Experiment and computational fluid dynamics simulation of in-depth system hydrodynamics in dual-bed gasifier

Abstract

Dual-bed gasifier is a new gasifier system with separated combustion and gasification zones. The two-zone separation makes it possible to increase calorific value of the producer gas. In order to develop and improve the process operation, understanding of system dynamics and parameters that describe the in-depth hydrodynamics are essential. Computational fluid dynamics is a tool that can be used to explain the complex multiphase system behavior. The considered dual-bed gasifier had 3.00 m height and the maximum width diameters of riser and downcomer were 0.14 and 0.40 m, respectively.

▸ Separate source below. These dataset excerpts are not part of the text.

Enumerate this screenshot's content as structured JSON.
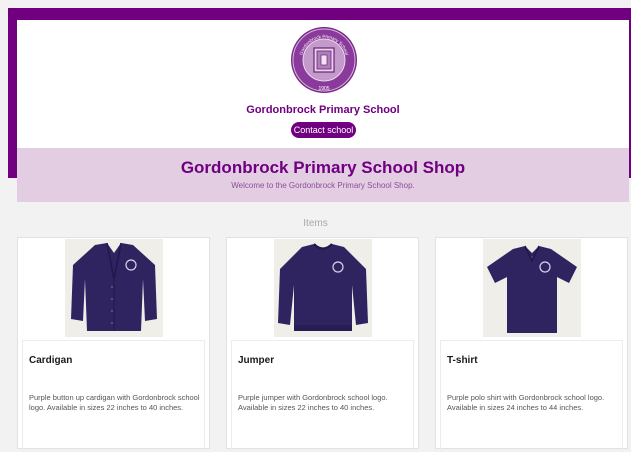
{
  "header": {
    "logo_text_top": "Gordonbrock Primary School",
    "logo_year": "1905",
    "school_name": "Gordonbrock Primary School",
    "contact_label": "Contact school"
  },
  "shop": {
    "title": "Gordonbrock Primary School Shop",
    "welcome": "Welcome to the Gordonbrock Primary School Shop."
  },
  "items_heading": "Items",
  "items": [
    {
      "name": "Cardigan",
      "description": "Purple button up cardigan with Gordonbrock school logo. Available in sizes 22 inches to 40 inches.",
      "image_icon": "cardigan-image"
    },
    {
      "name": "Jumper",
      "description": "Purple jumper with Gordonbrock school logo. Available in sizes 22 inches to 40 inches.",
      "image_icon": "jumper-image"
    },
    {
      "name": "T-shirt",
      "description": "Purple polo shirt with Gordonbrock school logo. Available in sizes 24 inches to 44 inches.",
      "image_icon": "t-shirt-image"
    }
  ],
  "colors": {
    "brand_purple": "#700080",
    "banner_lilac": "#e2cde3",
    "garment_navy": "#2f2460"
  }
}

Conservation equations of mass, momentum, energy and species for each phase were solved coupling with the kinetic theory of granular flow using ANSYS FLUENT version 12.1. Here, two-dimensional simulation had been successfully determined the flow pattern and chemical reaction corresponding with actual experimental and theoretical data. The calculated results of the solid volume fraction in the riser section showed the bubbling and slugging flow patterns. The product gas composition and gas temperature inside dual-bed gasifer reflected the advantages for this type of reactor over the other conventional gasifiers. The system turbulences were firstly explored in dual-bed system which were normal Reynolds stresses and granular temperatures. For the effect of interphase exchange coefficient model, the pressure-loop using drag force model proposed by Gidaspow was in good agreement with the experiment than the ones proposed by Wen-Yu and Syamlal-O'Brien.